Michael Lou: Oliver, I may add just a few things. I think it’s a great question and really just a chance to celebrate the team. Over the last 18 months, you’ve seen, I think, us move and really be the basin leader of moving to 3-mile laterals. It’s, I think, really changed the trajectory of kind of our inventory in the basin and how we’re looking at it. So just a huge rate of change. I think it’s also providing opportunities for us to improve what — on some of the Enerplus acreage as that comes about. You’re seeing, I think, all facets of that move over the last 18 months. So whether it’s the drilling times, really getting much faster.

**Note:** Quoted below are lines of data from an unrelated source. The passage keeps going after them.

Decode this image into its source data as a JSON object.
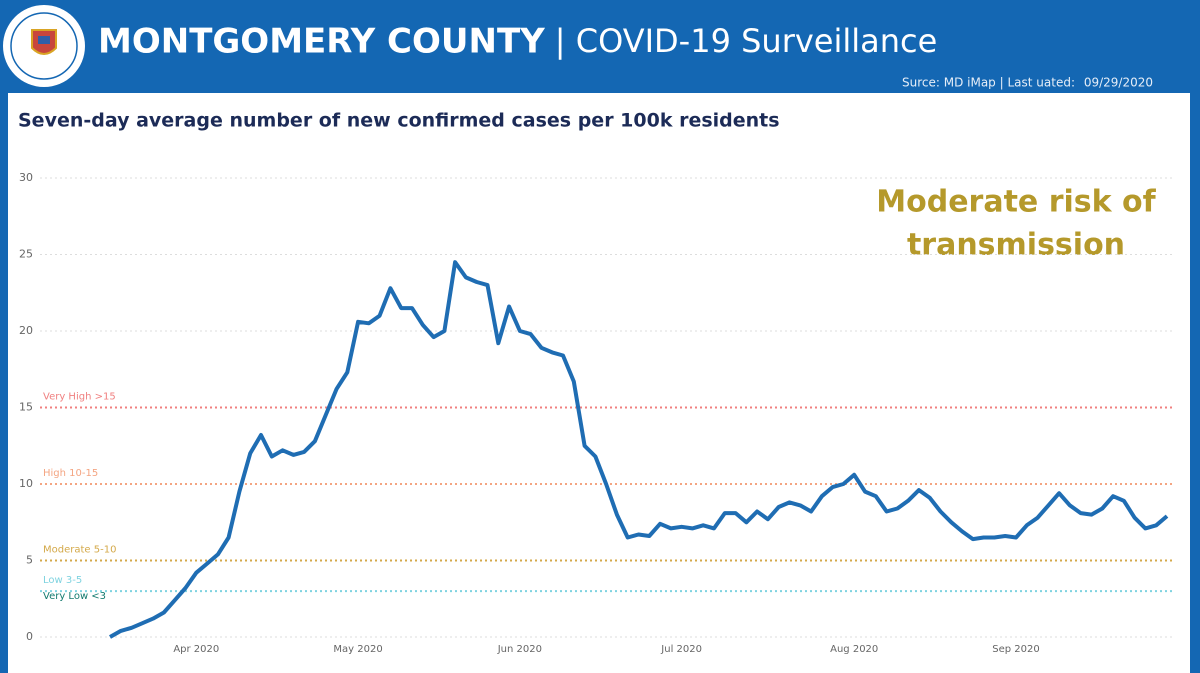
{
  "header": {
    "title_bold": "MONTGOMERY COUNTY",
    "title_light": "| COVID-19 Surveillance",
    "source": "Surce: MD iMap | Last uated:",
    "date": "09/29/2020"
  },
  "chart_data": {
    "type": "line",
    "title": "Seven-day average number of new confirmed cases per 100k residents",
    "annotation": [
      "Moderate risk of",
      "transmission"
    ],
    "categories": [
      null,
      null,
      null,
      null,
      null,
      null,
      null,
      null,
      "Apr 2020",
      null,
      null,
      null,
      null,
      null,
      null,
      null,
      null,
      null,
      null,
      null,
      null,
      null,
      null,
      "May 2020",
      null,
      null,
      null,
      null,
      null,
      null,
      null,
      null,
      null,
      null,
      null,
      null,
      null,
      null,
      "Jun 2020",
      null,
      null,
      null,
      null,
      null,
      null,
      null,
      null,
      null,
      null,
      null,
      null,
      null,
      null,
      "Jul 2020",
      null,
      null,
      null,
      null,
      null,
      null,
      null,
      null,
      null,
      null,
      null,
      null,
      null,
      null,
      null,
      "Aug 2020",
      null,
      null,
      null,
      null,
      null,
      null,
      null,
      null,
      null,
      null,
      null,
      null,
      null,
      null,
      "Sep 2020",
      null,
      null,
      null,
      null,
      null,
      null,
      null,
      null,
      null,
      null,
      null,
      null,
      null,
      null
    ],
    "values": [
      0,
      0.4,
      0.6,
      0.9,
      1.2,
      1.6,
      2.4,
      3.2,
      4.2,
      4.8,
      5.4,
      6.5,
      9.5,
      12,
      13.2,
      11.8,
      12.2,
      11.9,
      12.1,
      12.8,
      14.5,
      16.2,
      17.3,
      20.6,
      20.5,
      21,
      22.8,
      21.5,
      21.5,
      20.4,
      19.6,
      20,
      24.5,
      23.5,
      23.2,
      23,
      19.2,
      21.6,
      20,
      19.8,
      18.9,
      18.6,
      18.4,
      16.7,
      12.5,
      11.8,
      10,
      8,
      6.5,
      6.7,
      6.6,
      7.4,
      7.1,
      7.2,
      7.1,
      7.3,
      7.1,
      8.1,
      8.1,
      7.5,
      8.2,
      7.7,
      8.5,
      8.8,
      8.6,
      8.2,
      9.2,
      9.8,
      10,
      10.6,
      9.5,
      9.2,
      8.2,
      8.4,
      8.9,
      9.6,
      9.1,
      8.2,
      7.5,
      6.9,
      6.4,
      6.5,
      6.5,
      6.6,
      6.5,
      7.3,
      7.8,
      8.6,
      9.4,
      8.6,
      8.1,
      8,
      8.4,
      9.2,
      8.9,
      7.8,
      7.1,
      7.3,
      7.9
    ],
    "color": "#1f6db3",
    "ylim": [
      0,
      30
    ],
    "yticks": [
      0,
      5,
      10,
      15,
      20,
      25,
      30
    ],
    "grid": true,
    "thresholds": [
      {
        "label": "Very High >15",
        "value": 15,
        "color": "#f08080"
      },
      {
        "label": "High 10-15",
        "value": 10,
        "color": "#f4a582"
      },
      {
        "label": "Moderate 5-10",
        "value": 5,
        "color": "#d4a94a"
      },
      {
        "label": "Low 3-5",
        "value": 3,
        "color": "#7fd3e0"
      }
    ],
    "below_label": {
      "label": "Very Low <3",
      "color": "#137a6e"
    }
  }
}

Our completion practice is getting better and then all the cleanouts that Danny and Darren were talking about, it’s really taking our productivity up.

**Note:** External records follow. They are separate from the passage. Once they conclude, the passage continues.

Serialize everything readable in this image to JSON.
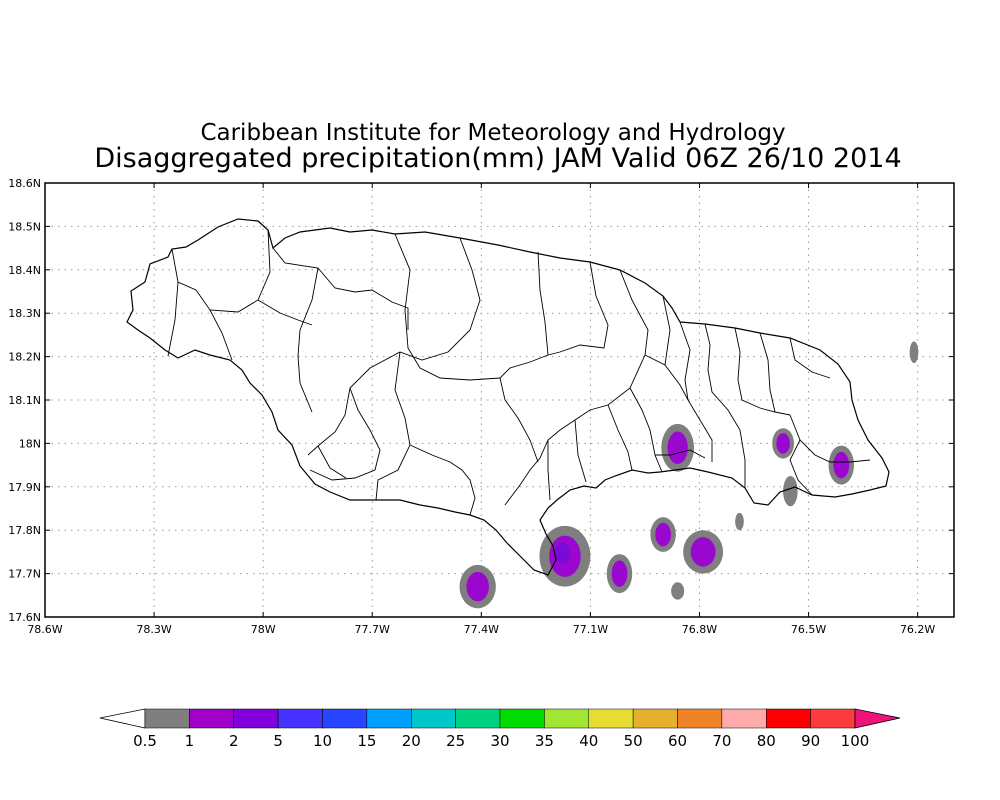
{
  "title": {
    "line1": "Caribbean Institute for Meteorology and Hydrology",
    "line2": "Disaggregated precipitation(mm) JAM Valid 06Z 26/10 2014"
  },
  "axes": {
    "lat_range": [
      17.6,
      18.6
    ],
    "lon_range": [
      -78.6,
      -76.1
    ],
    "lat_ticks": [
      {
        "value": 18.6,
        "label": "18.6N"
      },
      {
        "value": 18.5,
        "label": "18.5N"
      },
      {
        "value": 18.4,
        "label": "18.4N"
      },
      {
        "value": 18.3,
        "label": "18.3N"
      },
      {
        "value": 18.2,
        "label": "18.2N"
      },
      {
        "value": 18.1,
        "label": "18.1N"
      },
      {
        "value": 18.0,
        "label": "18N"
      },
      {
        "value": 17.9,
        "label": "17.9N"
      },
      {
        "value": 17.8,
        "label": "17.8N"
      },
      {
        "value": 17.7,
        "label": "17.7N"
      },
      {
        "value": 17.6,
        "label": "17.6N"
      }
    ],
    "lon_ticks": [
      {
        "value": -78.6,
        "label": "78.6W"
      },
      {
        "value": -78.3,
        "label": "78.3W"
      },
      {
        "value": -78.0,
        "label": "78W"
      },
      {
        "value": -77.7,
        "label": "77.7W"
      },
      {
        "value": -77.4,
        "label": "77.4W"
      },
      {
        "value": -77.1,
        "label": "77.1W"
      },
      {
        "value": -76.8,
        "label": "76.8W"
      },
      {
        "value": -76.5,
        "label": "76.5W"
      },
      {
        "value": -76.2,
        "label": "76.2W"
      }
    ],
    "grid": true
  },
  "colors": {
    "coast": "#000000",
    "grid": "#999999",
    "gray": "#7f7f7f",
    "purple": "#9a08d0",
    "violet": "#7a0ad8"
  },
  "precip_cells": [
    {
      "lon": -76.86,
      "lat": 17.99,
      "rx": 0.045,
      "ry": 0.055,
      "level": 1
    },
    {
      "lon": -76.57,
      "lat": 18.0,
      "rx": 0.03,
      "ry": 0.035,
      "level": 1
    },
    {
      "lon": -76.41,
      "lat": 17.95,
      "rx": 0.035,
      "ry": 0.045,
      "level": 1
    },
    {
      "lon": -76.55,
      "lat": 17.89,
      "rx": 0.02,
      "ry": 0.035,
      "level": 0
    },
    {
      "lon": -76.9,
      "lat": 17.79,
      "rx": 0.035,
      "ry": 0.04,
      "level": 1
    },
    {
      "lon": -76.79,
      "lat": 17.75,
      "rx": 0.055,
      "ry": 0.05,
      "level": 1
    },
    {
      "lon": -76.69,
      "lat": 17.82,
      "rx": 0.012,
      "ry": 0.02,
      "level": 0
    },
    {
      "lon": -77.02,
      "lat": 17.7,
      "rx": 0.035,
      "ry": 0.045,
      "level": 1
    },
    {
      "lon": -76.86,
      "lat": 17.66,
      "rx": 0.018,
      "ry": 0.02,
      "level": 0
    },
    {
      "lon": -77.17,
      "lat": 17.74,
      "rx": 0.07,
      "ry": 0.07,
      "level": 2
    },
    {
      "lon": -77.41,
      "lat": 17.67,
      "rx": 0.05,
      "ry": 0.05,
      "level": 1
    },
    {
      "lon": -76.21,
      "lat": 18.21,
      "rx": 0.012,
      "ry": 0.025,
      "level": 0
    }
  ],
  "legend": {
    "colors": [
      "#7f7f7f",
      "#a000c8",
      "#8200dc",
      "#4632ff",
      "#2846ff",
      "#00a0ff",
      "#00c8c8",
      "#00d282",
      "#00dc00",
      "#a0e632",
      "#e6dc32",
      "#e6af2d",
      "#f08228",
      "#ffaaaa",
      "#fa0000",
      "#fa3c3c"
    ],
    "left_arrow_color": "#ffffff",
    "right_arrow_color": "#f0147a",
    "labels": [
      "0.5",
      "1",
      "2",
      "5",
      "10",
      "15",
      "20",
      "25",
      "30",
      "35",
      "40",
      "50",
      "60",
      "70",
      "80",
      "90",
      "100"
    ]
  }
}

So super exciting, and we’re excited that the team also gets the chance to kind of show that again with these 4-mile laterals, I think that’s just a massive opportunity. We’ve been leaning into the 3-mile laterals I would say today, it seems almost more kind of the norm for us to do 3-mile laterals versus where we were 18 months ago, and we’re hopeful that the team can continue to show that progress on the 4-mile laterals and make that more of a standard going forward.

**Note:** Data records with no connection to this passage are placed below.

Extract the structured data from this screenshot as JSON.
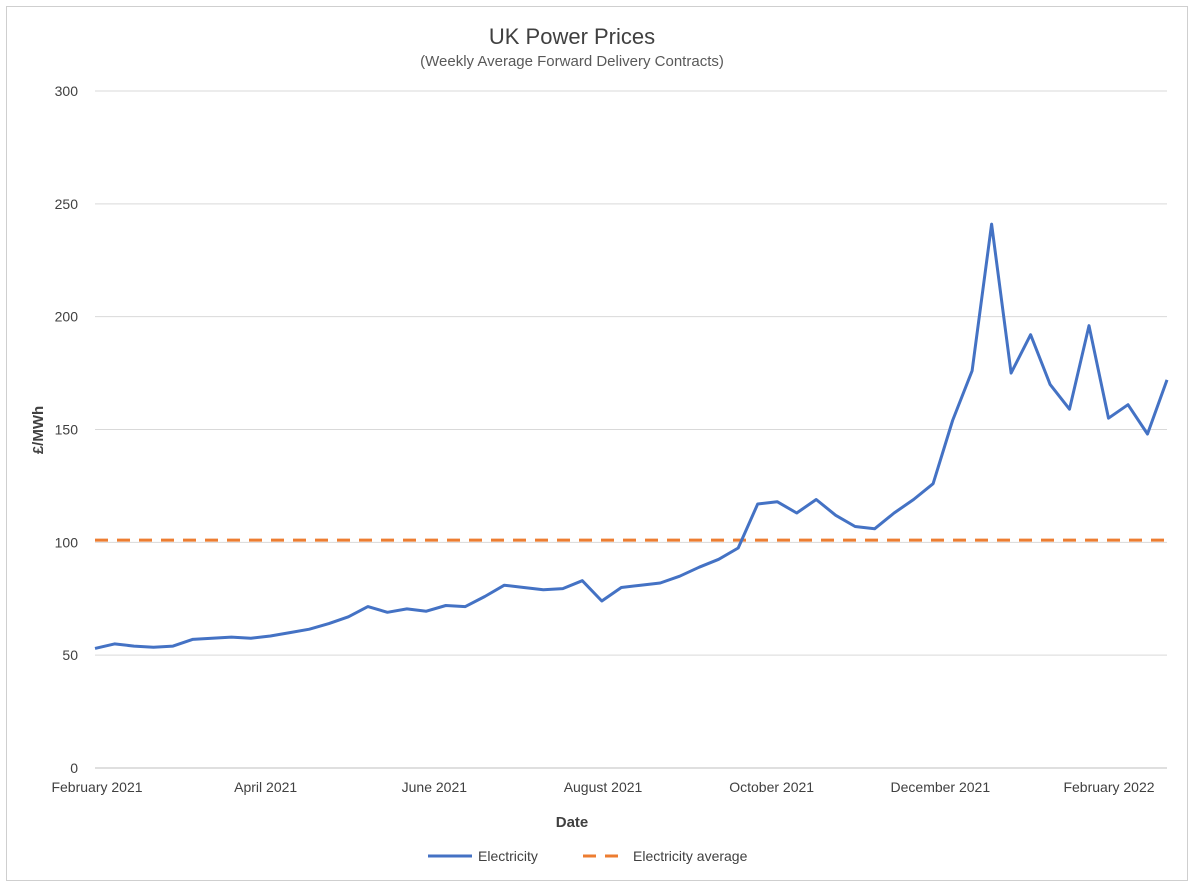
{
  "chart_data": {
    "type": "line",
    "title": "UK Power Prices",
    "subtitle": "(Weekly Average Forward Delivery Contracts)",
    "xlabel": "Date",
    "ylabel": "£/MWh",
    "ylim": [
      0,
      300
    ],
    "yticks": [
      0,
      50,
      100,
      150,
      200,
      250,
      300
    ],
    "xticks": [
      "February 2021",
      "April 2021",
      "June 2021",
      "August 2021",
      "October 2021",
      "December 2021",
      "February 2022"
    ],
    "grid": true,
    "legend_position": "bottom",
    "series": [
      {
        "name": "Electricity",
        "color": "#4472C4",
        "style": "solid",
        "values": [
          53,
          55,
          54,
          53.5,
          54,
          57,
          57.5,
          58,
          57.5,
          58.5,
          60,
          61.5,
          64,
          67,
          71.5,
          69,
          70.5,
          69.5,
          72,
          71.5,
          76,
          81,
          80,
          79,
          79.5,
          83,
          74,
          80,
          81,
          82,
          85,
          89,
          92.5,
          97.5,
          117,
          118,
          113,
          119,
          112,
          107,
          106,
          113,
          119,
          126,
          154,
          176,
          241,
          175,
          192,
          170,
          159,
          196,
          155,
          161,
          148,
          172
        ]
      },
      {
        "name": "Electricity average",
        "color": "#ED7D31",
        "style": "dashed",
        "values": [
          101
        ]
      }
    ]
  }
}
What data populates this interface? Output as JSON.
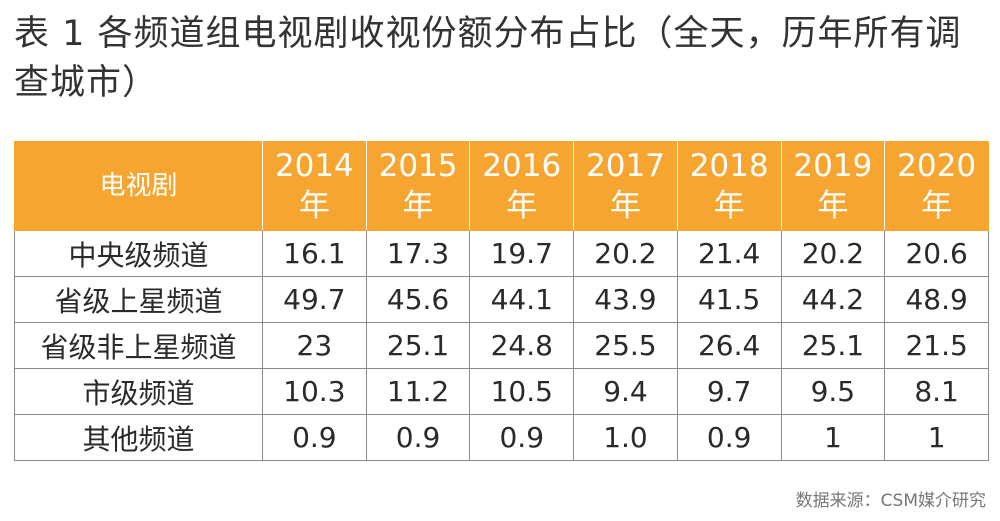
{
  "title": "表 1 各频道组电视剧收视份额分布占比（全天，历年所有调查城市）",
  "table": {
    "row_header": "电视剧",
    "year_suffix": "年",
    "years": [
      "2014",
      "2015",
      "2016",
      "2017",
      "2018",
      "2019",
      "2020"
    ],
    "rows": [
      {
        "label": "中央级频道",
        "values": [
          "16.1",
          "17.3",
          "19.7",
          "20.2",
          "21.4",
          "20.2",
          "20.6"
        ]
      },
      {
        "label": "省级上星频道",
        "values": [
          "49.7",
          "45.6",
          "44.1",
          "43.9",
          "41.5",
          "44.2",
          "48.9"
        ]
      },
      {
        "label": "省级非上星频道",
        "values": [
          "23",
          "25.1",
          "24.8",
          "25.5",
          "26.4",
          "25.1",
          "21.5"
        ]
      },
      {
        "label": "市级频道",
        "values": [
          "10.3",
          "11.2",
          "10.5",
          "9.4",
          "9.7",
          "9.5",
          "8.1"
        ]
      },
      {
        "label": "其他频道",
        "values": [
          "0.9",
          "0.9",
          "0.9",
          "1.0",
          "0.9",
          "1",
          "1"
        ]
      }
    ]
  },
  "source": "数据来源：CSM媒介研究",
  "colors": {
    "header_bg": "#f6a531",
    "header_text": "#ffffff",
    "grid": "#8a8a8a"
  }
}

Unidentified Analyst: Perfect. That’s super helpful color. And maybe just quick follow-up. Just wanted to kind of ask on Slide 11, the downtime improvement slide, does a great job to show magnitude of potential that should be relatively low-hanging fruit to capture. I assume that a lot of this will get captured closer to that late 2025, early 2026 time frame to aligned with the LOE commentary on synergies. But just wanted to kind of confirm how this potential uplift might be contemplated in your $200 million-plus target? Is that already in there? Or is that potential upside?

Darrin Henke : Yes, it’s already contemplated in how we’re thinking about the synergies and the $200 million plus. And some — probably the 1 comment I would add to Danny’s earlier remarks is that he hit the nail on the head, many of those we’re going to see the improvements late 2025, perhaps even in the 2026 when it comes to downtime. However, 1 that we might see sooner is we — when a well goes down, cord historically gets on that well very quickly. And relative to what Enerplus was doing, we were getting on the wells in about half the time. So that’s something that we should be able to do right away. We’ve increased our workover rig count, and we’re getting all the workovers into the queue, and that is one synergy on the — relative to downtime that we should be able to capture quicker.

Unidentified Analyst: Okay. Perfect. Thanks for the time guys.

Darrin Henke : Thank you.

Operator: Thank you. And — there are no further questions at this time. I’d now like to turn the call back over to Danny Brown, CEO, for closing comments.

Danny Brown: Well, thank you, Matthew. So close out the Bakken is a world-class resource with strong economics and is a premier operator in the basin cores and a wide array of opportunities to drive efficiency and accelerate Chord’s rate of change as it relates economic returns and value creation. I want to thank all of our employees for their continued hard work and dedication. And with that, I appreciate everyone’s interest, and thanks for joining our call.

Operator: Ladies gentlemen, this concludes today’s conference. We thank you for participating and ask that you please disconnect your lines.